The mesiobuccal canal in each specimen was traced before and after instrumentation, and the total volume was measured. The volume of removed dentin was determined in mm3 for each root canal. Volumetric measurements were taken by using Osirix software. However, there is no statistical significant difference between all the three systems (p>0.05) [24]. This may be due to variable taper of the PT.
In this study root canals were shaped with minimum errors. This is in agreement with previous studies that showed that more recent rotary systems shaped curved root canals without significant shaping errors [14].

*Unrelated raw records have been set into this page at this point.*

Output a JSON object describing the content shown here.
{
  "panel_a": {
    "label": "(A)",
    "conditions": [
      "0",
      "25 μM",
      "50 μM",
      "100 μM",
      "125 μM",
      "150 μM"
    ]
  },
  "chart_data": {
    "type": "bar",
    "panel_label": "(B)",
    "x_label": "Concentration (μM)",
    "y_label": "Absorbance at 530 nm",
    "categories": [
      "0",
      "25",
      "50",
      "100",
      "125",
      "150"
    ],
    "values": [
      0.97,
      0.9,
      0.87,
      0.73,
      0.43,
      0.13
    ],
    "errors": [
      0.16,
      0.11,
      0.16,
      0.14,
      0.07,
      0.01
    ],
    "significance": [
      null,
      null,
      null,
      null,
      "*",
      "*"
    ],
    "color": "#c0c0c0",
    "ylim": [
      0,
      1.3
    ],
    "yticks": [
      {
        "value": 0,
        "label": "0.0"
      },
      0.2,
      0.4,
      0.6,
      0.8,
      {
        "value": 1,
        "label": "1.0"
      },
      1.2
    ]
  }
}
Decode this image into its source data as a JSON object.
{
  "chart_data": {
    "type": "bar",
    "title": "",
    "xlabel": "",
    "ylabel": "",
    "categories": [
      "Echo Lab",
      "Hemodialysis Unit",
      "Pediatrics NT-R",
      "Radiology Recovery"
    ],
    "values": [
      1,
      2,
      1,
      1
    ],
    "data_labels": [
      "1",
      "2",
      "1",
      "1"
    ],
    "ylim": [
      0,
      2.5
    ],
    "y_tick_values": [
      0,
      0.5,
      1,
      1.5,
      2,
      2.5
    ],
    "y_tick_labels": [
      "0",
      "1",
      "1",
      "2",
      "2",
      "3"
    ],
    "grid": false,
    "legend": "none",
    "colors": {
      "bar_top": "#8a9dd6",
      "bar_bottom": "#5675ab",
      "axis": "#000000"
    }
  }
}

As per an in-vitro study done by Gluskin et al., the volume of dentin removed at the coronal portion of root canals after Mtwo, PT, PTN instrumentation techniques were compared, and no difference was found between these instrument systems [24] PT recorded significantly more tooth structure removal than Mtwo, PTN as previously reported [27].
The volume of dentin removed was more with PT and PTN when compared to Mtwo. This may be due to variable taper and glide path created prior to the use of these file systems. The null hypothesis is accepted in the study.
Limitation
The present study has its limitations in the form of not completely mimicking clinical situations. Hence, more in-vivo studies can be done in this field. The present study also throws light on facts that a proper glide path and less aggressive instrumentation of root canals results in maintaining the original root canal curvature thus, satisfying Schilder’s mechanical objective of root canal preparation.
Conclusion
Within the limitations of this in-vitro study the following conclusions were drawn from the results of this study. All the three file systems have removed tooth structure and canal transportation has occurred in both mesial and distal directions. But it is not statistically significant. Clinically this finding is more important because less canal transportation, reduced amount of dentin removal and three dimensional obturation of the root canal are considered as the main keys for the success of endodontic treatment. However, more studies evaluating the canal transportation and volume of dentin removed using Micro CT and CBCT are desirable to further substantiate the findings of our study.